In comparison to whole-genome sequencing, whole-exome sequencing presents advantages in achieving high-depth sequencing. This is attributed to the smaller detection region, with exons constituting only 1% of all human gene sequences. This targeted approach enhances the detection of low-frequency and rare variants, concurrently reducing testing costs and storage space requirements.

Introns and Whole Genome Sequencing

Whole exome sequencing (WES) is a crucial clinical test extensively employed to identify pathogenic variants associated with single-gene genetic diseases. While it covers exons and exon-intron boundaries, a notable limitation is its inability to completely detect pathogenic variants in non-coding regions, potentially leading to oversight of deep intronic variants. On the other hand, whole genome sequencing (WGS) theoretically unveils all genetic variants, but its challenge lies in the intricate interpretation of a vast array of coding and non-coding variants.

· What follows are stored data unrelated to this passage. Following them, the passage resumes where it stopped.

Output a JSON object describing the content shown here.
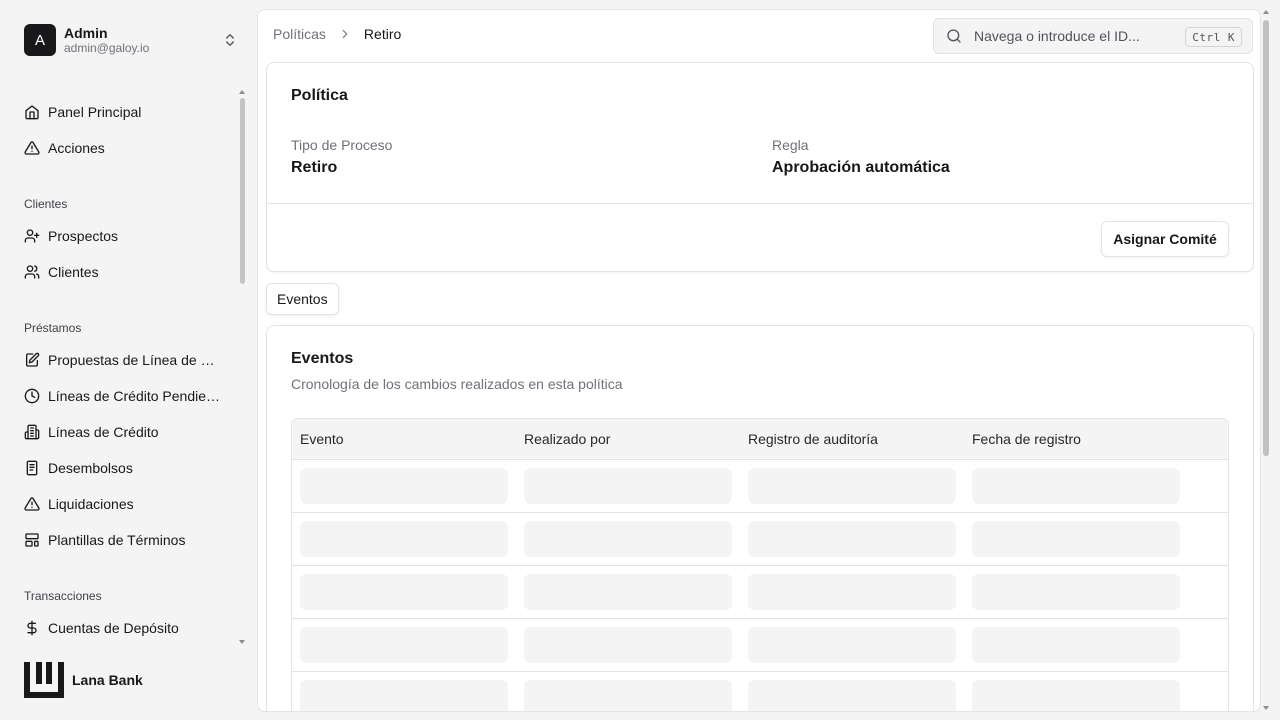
{
  "user": {
    "initial": "A",
    "name": "Admin",
    "email": "admin@galoy.io"
  },
  "nav": {
    "primary": [
      {
        "label": "Panel Principal",
        "icon": "home-icon"
      },
      {
        "label": "Acciones",
        "icon": "alert-triangle-icon"
      }
    ],
    "groups": [
      {
        "title": "Clientes",
        "items": [
          {
            "label": "Prospectos",
            "icon": "user-plus-icon"
          },
          {
            "label": "Clientes",
            "icon": "users-icon"
          }
        ]
      },
      {
        "title": "Préstamos",
        "items": [
          {
            "label": "Propuestas de Línea de Crédito",
            "icon": "file-edit-icon"
          },
          {
            "label": "Líneas de Crédito Pendientes",
            "icon": "clock-icon"
          },
          {
            "label": "Líneas de Crédito",
            "icon": "building-icon"
          },
          {
            "label": "Desembolsos",
            "icon": "receipt-icon"
          },
          {
            "label": "Liquidaciones",
            "icon": "alert-triangle-icon"
          },
          {
            "label": "Plantillas de Términos",
            "icon": "layout-template-icon"
          }
        ]
      },
      {
        "title": "Transacciones",
        "items": [
          {
            "label": "Cuentas de Depósito",
            "icon": "dollar-icon"
          }
        ]
      }
    ]
  },
  "brand": {
    "name": "Lana Bank"
  },
  "breadcrumb": {
    "parent": "Políticas",
    "current": "Retiro"
  },
  "search": {
    "placeholder": "Navega o introduce el ID...",
    "shortcut": "Ctrl K"
  },
  "policy": {
    "title": "Política",
    "process_type_label": "Tipo de Proceso",
    "process_type_value": "Retiro",
    "rule_label": "Regla",
    "rule_value": "Aprobación automática",
    "assign_button": "Asignar Comité"
  },
  "tabs": [
    {
      "label": "Eventos",
      "active": true
    }
  ],
  "events": {
    "title": "Eventos",
    "subtitle": "Cronología de los cambios realizados en esta política",
    "columns": [
      "Evento",
      "Realizado por",
      "Registro de auditoría",
      "Fecha de registro"
    ],
    "loading_rows": 5
  },
  "colors": {
    "background": "#f4f4f5",
    "surface": "#ffffff",
    "border": "#e4e4e7",
    "text": "#18181b",
    "muted": "#71717a",
    "skeleton": "#f4f4f5"
  }
}
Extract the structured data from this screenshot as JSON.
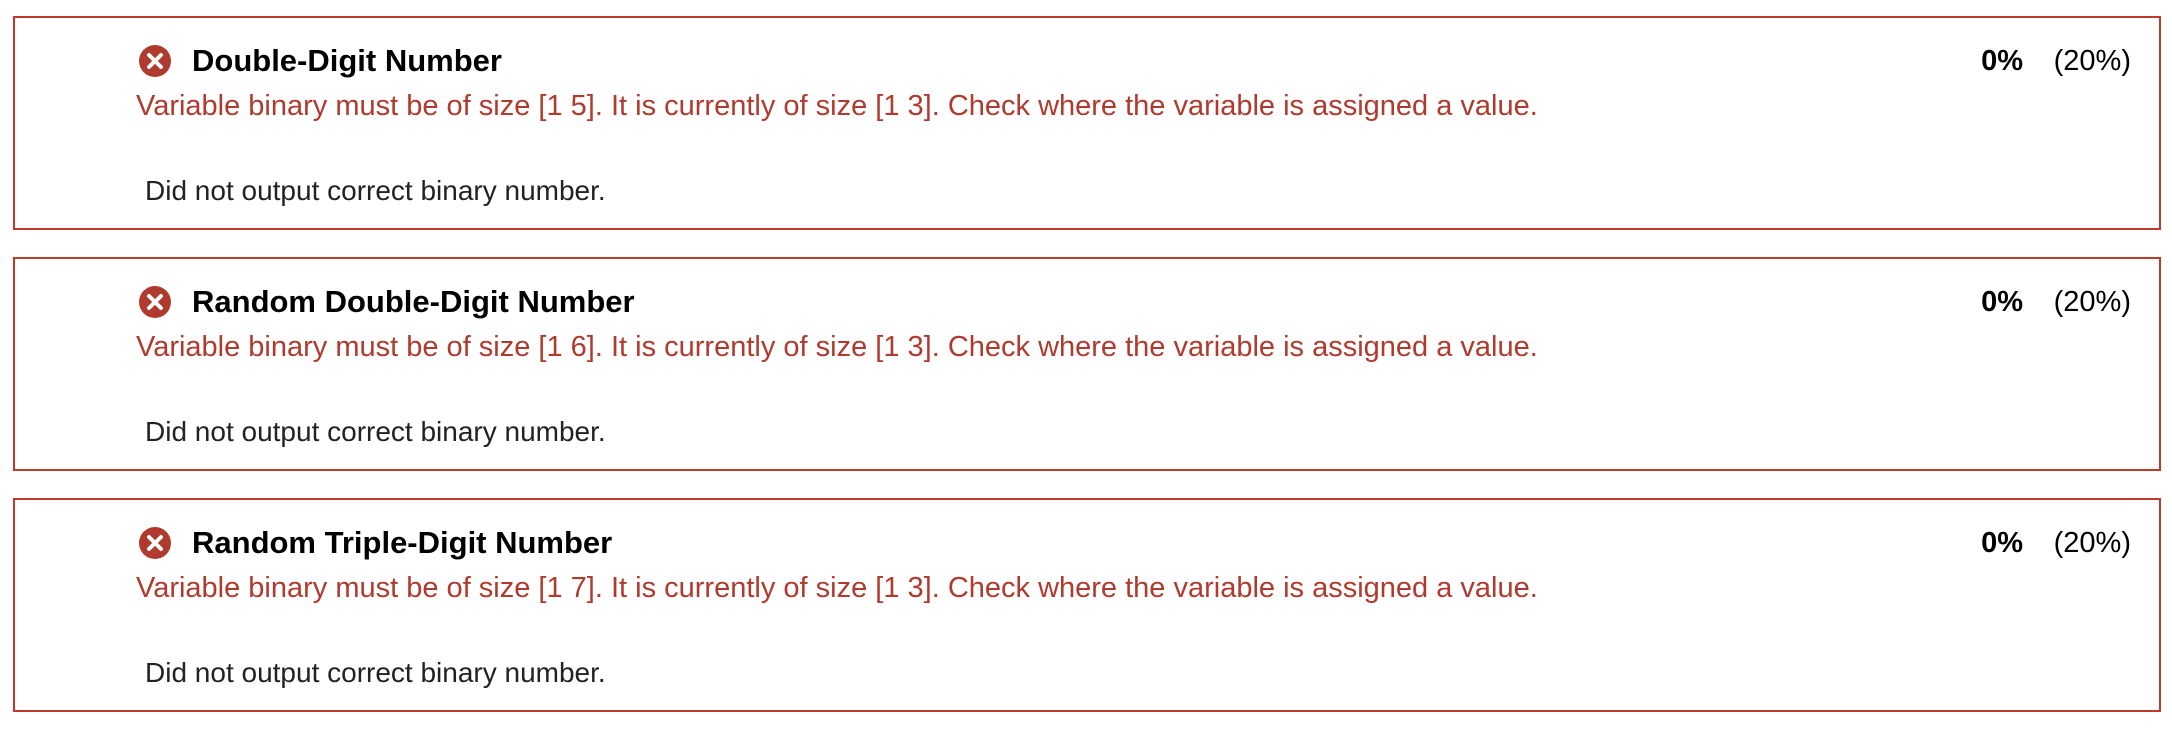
{
  "tests": [
    {
      "title": "Double-Digit Number",
      "score": "0%",
      "weight": "(20%)",
      "error": "Variable binary must be of size [1 5]. It is currently of size [1 3]. Check where the variable is assigned a value.",
      "feedback": "Did not output correct binary number.",
      "status_icon": "x-circle-icon"
    },
    {
      "title": "Random Double-Digit Number",
      "score": "0%",
      "weight": "(20%)",
      "error": "Variable binary must be of size [1 6]. It is currently of size [1 3]. Check where the variable is assigned a value.",
      "feedback": "Did not output correct binary number.",
      "status_icon": "x-circle-icon"
    },
    {
      "title": "Random Triple-Digit Number",
      "score": "0%",
      "weight": "(20%)",
      "error": "Variable binary must be of size [1 7]. It is currently of size [1 3]. Check where the variable is assigned a value.",
      "feedback": "Did not output correct binary number.",
      "status_icon": "x-circle-icon"
    }
  ],
  "colors": {
    "fail_border": "#c0392b",
    "error_text": "#b03a2e",
    "icon_fill": "#b03a2e"
  }
}
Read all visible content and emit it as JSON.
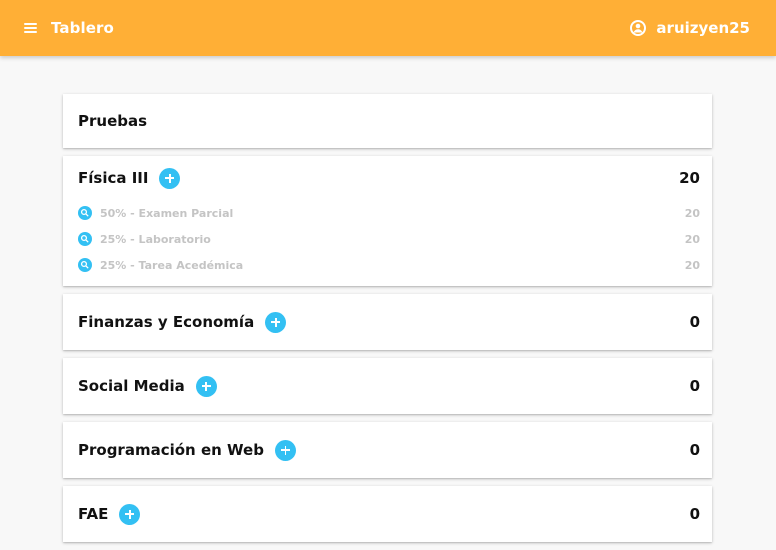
{
  "header": {
    "title": "Tablero",
    "username": "aruizyen25"
  },
  "main": {
    "section_title": "Pruebas",
    "courses": [
      {
        "name": "Física III",
        "score": "20",
        "evaluations": [
          {
            "label": "50% - Examen Parcial",
            "score": "20"
          },
          {
            "label": "25% - Laboratorio",
            "score": "20"
          },
          {
            "label": "25% - Tarea Acedémica",
            "score": "20"
          }
        ]
      },
      {
        "name": "Finanzas y Economía",
        "score": "0"
      },
      {
        "name": "Social Media",
        "score": "0"
      },
      {
        "name": "Programación en Web",
        "score": "0"
      },
      {
        "name": "FAE",
        "score": "0"
      }
    ]
  },
  "colors": {
    "header_bg": "#ffaf36",
    "accent": "#33c0f3"
  },
  "icons": {
    "menu": "menu-icon",
    "user": "account-circle-icon",
    "add": "plus-icon",
    "search": "search-icon"
  }
}
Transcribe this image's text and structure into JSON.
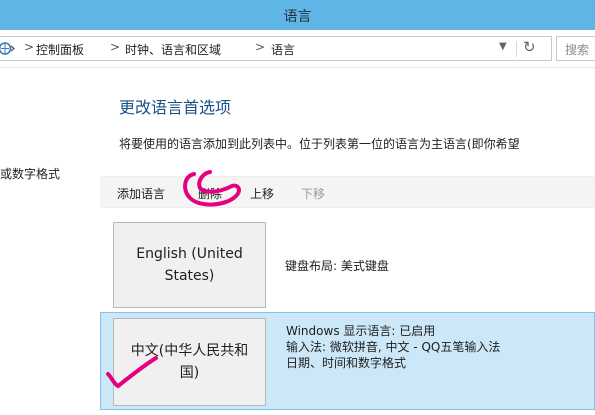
{
  "window": {
    "title": "语言"
  },
  "address_bar": {
    "crumbs": [
      "控制面板",
      "时钟、语言和区域",
      "语言"
    ],
    "separator": ">",
    "search_placeholder": "搜索"
  },
  "sidebar": {
    "link_partial": "或数字格式"
  },
  "main": {
    "title": "更改语言首选项",
    "description": "将要使用的语言添加到此列表中。位于列表第一位的语言为主语言(即你希望"
  },
  "toolbar": {
    "add_label": "添加语言",
    "remove_label": "删除",
    "up_label": "上移",
    "down_label": "下移"
  },
  "languages": [
    {
      "name": "English (United States)",
      "details": [
        "键盘布局: 美式键盘"
      ],
      "selected": false
    },
    {
      "name": "中文(中华人民共和国)",
      "details": [
        "Windows 显示语言: 已启用",
        "输入法: 微软拼音, 中文 - QQ五笔输入法",
        "日期、时间和数字格式"
      ],
      "selected": true
    }
  ],
  "colors": {
    "titlebar": "#5fb5e6",
    "selected_row": "#cce8f8",
    "annotation": "#e4007f",
    "link_title": "#1a4f8a"
  }
}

RNA sequencing (RNA-seq) emerges as a valuable approach allowing direct detection of gene transcript levels. This facilitates the identification of pre-RNA splicing abnormalities, offering a foundation for experimental analysis and supplying evidence to support the pathogenicity of variants.

In clinical scenarios where patient symptoms strongly align with a genetic disease, yet WES fails to reveal potentially pathogenic variants in coding regions and exon-intron boundaries, consideration should be given to the possibility of deep intronic pathogenic variants. In such cases, the detection of deep intronic variants can be accomplished through RNA-seq or WGS.